Creamy dual seaweed risotto
The class was sold-out, and Ed was on his game, riffing on pickles and his trademark Southern food with roots firmly planted in Asia, but this class was focused more on the gochujang. He started out making a zesty jicama, pineapple and pepper quick pickle, which would accompany the rice bowl later on. And that demo and the next dish was paired with a very drinkable, fruit-forward Beaujolais, the Domaine de Combiers Fleurie La Cadole 2012. Ed then quickly whipped-out a really tasty japchae made with sweet potato starch glass noodles, with braised short rib meat, shitakes, and julienned vegetables. I could have eaten a bucketful. The class loved the double seaweed risotto with clams and shrimp, which paired perfectly with the accompanying crisp, fruity Argiolas Sardinian white. The two different seaweeds load the rice with umami flavor, and I loved that his method is to add all of the liquid at once. Great dish, with no textural ill effects from the unfussy shortcut method.
Gochujang-kissed pork rice bowl
The main course was the rice bowl with jicama pickle and gochujang slathered pork loin, with lettuce and herbs. This is a spicy, satisfying bowl of goodness, and the glass of big, ripe, dark-fruit rich El Burro Kickass 2012 Garnacha from Bodegas Ayles paired nicely. A late treat was a coconut pudding with rice, almonds, sesame seeds, vanilla, and Thai basil matched with a fruity, nutty, lush, cream-textured Santo Vino from Villa Puccini.
Coconut pudding with rice and nuts
We all got to taste the gochujang and I loved it.
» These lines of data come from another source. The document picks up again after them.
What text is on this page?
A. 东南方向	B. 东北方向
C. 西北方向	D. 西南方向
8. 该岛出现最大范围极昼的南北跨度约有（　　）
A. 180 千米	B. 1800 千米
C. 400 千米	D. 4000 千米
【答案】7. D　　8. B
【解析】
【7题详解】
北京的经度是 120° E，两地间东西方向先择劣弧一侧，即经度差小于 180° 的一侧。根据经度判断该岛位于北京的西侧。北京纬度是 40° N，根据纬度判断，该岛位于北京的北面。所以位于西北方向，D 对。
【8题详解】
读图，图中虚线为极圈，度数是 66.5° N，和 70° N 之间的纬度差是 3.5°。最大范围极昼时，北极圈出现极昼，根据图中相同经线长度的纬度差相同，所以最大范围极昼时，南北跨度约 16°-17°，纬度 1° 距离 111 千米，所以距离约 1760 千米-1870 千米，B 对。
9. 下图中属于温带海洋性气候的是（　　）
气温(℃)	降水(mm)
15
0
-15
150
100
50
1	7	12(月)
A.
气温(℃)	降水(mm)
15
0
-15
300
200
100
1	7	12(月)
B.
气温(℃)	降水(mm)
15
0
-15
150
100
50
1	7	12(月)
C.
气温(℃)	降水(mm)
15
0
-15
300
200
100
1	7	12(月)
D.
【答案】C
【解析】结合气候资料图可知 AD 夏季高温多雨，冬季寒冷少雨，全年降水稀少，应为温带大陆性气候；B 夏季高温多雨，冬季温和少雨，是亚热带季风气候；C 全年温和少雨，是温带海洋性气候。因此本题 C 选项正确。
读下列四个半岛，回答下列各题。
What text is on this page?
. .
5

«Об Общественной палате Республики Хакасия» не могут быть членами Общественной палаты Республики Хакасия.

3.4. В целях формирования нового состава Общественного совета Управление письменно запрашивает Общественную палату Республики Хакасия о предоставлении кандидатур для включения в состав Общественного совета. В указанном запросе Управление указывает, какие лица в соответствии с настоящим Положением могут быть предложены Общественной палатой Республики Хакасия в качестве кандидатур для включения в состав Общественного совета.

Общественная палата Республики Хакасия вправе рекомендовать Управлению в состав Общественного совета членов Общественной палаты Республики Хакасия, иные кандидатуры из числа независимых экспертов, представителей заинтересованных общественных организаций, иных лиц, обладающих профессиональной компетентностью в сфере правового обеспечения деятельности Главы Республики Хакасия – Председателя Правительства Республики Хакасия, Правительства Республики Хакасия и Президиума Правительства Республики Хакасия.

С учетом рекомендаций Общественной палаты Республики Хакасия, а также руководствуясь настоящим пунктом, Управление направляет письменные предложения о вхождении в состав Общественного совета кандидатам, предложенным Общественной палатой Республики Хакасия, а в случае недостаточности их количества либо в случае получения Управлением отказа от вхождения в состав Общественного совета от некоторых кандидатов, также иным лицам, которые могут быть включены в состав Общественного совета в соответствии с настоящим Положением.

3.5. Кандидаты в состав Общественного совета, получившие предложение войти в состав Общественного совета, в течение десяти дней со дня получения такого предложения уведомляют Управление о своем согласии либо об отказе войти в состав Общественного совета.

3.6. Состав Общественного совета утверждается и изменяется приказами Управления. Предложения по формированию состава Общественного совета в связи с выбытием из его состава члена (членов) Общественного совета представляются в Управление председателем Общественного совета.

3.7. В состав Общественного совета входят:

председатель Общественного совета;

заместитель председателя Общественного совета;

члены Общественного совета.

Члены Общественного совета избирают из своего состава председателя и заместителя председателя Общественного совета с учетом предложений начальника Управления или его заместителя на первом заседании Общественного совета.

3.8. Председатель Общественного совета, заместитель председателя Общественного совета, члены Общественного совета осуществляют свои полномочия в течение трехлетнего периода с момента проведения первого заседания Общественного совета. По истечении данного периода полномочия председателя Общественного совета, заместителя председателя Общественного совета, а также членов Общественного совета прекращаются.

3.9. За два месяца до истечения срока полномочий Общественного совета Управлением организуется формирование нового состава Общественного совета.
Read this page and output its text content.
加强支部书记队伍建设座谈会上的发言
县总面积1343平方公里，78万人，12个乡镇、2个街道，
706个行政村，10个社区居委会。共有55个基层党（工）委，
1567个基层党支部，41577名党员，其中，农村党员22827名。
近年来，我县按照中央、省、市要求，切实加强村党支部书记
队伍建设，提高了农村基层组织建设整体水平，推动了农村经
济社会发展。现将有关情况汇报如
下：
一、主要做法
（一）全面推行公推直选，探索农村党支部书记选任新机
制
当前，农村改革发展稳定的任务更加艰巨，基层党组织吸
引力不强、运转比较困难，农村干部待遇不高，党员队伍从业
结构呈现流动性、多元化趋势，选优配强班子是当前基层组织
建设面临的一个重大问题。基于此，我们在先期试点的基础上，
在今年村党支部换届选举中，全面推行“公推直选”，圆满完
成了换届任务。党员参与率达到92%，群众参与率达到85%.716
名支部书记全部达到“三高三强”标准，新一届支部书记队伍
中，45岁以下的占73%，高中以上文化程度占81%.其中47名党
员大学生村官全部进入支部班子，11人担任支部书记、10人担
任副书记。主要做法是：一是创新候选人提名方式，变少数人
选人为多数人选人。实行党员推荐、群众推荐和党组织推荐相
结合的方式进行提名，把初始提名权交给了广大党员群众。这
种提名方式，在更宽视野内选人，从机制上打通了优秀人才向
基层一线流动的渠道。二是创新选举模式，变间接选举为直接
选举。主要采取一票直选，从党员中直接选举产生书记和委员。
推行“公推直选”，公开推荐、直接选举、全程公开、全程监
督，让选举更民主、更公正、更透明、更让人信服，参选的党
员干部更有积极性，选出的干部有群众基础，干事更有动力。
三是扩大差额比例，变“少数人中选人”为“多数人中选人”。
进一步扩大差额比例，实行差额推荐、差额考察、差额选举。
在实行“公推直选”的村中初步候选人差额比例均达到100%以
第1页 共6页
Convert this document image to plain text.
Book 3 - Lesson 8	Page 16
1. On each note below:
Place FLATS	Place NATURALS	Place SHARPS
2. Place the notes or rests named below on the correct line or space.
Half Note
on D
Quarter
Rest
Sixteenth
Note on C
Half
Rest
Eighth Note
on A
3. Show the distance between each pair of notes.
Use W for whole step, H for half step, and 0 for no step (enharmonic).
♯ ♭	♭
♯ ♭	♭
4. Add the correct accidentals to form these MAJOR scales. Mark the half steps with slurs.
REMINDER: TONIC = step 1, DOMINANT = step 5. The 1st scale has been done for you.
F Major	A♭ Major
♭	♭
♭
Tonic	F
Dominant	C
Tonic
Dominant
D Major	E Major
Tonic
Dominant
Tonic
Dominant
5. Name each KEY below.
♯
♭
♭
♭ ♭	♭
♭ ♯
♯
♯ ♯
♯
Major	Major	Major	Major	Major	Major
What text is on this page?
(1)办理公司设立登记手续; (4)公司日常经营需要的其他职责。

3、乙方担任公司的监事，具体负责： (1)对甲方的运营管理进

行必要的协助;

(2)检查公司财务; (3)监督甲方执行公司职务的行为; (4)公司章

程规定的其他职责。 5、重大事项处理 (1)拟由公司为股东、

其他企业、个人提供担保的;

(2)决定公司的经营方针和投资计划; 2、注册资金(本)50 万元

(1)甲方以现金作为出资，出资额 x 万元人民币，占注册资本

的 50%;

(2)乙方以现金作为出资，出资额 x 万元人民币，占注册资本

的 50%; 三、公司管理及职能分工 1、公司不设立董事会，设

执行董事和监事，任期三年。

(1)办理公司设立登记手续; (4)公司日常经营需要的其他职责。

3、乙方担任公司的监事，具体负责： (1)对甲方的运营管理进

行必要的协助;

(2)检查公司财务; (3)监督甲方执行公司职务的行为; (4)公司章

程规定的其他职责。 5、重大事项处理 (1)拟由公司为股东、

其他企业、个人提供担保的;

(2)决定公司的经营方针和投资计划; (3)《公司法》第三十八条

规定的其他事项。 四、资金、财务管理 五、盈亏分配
The flavor is umami-rich and complex, with great depth and a really clean, spicy finish; a little too spicy for the wimps in the class. One taste and you can imagine dozens of uses for this condiment. Central Market has it on the shelf, so don’t hold back. You’ll love it. Ed’s class was entertaining, and the food was excellent. Once I tasted it, I remembered why I liked his cookbook so much. And if you haven’t been watching Mind of a Chef, you’re blowing it.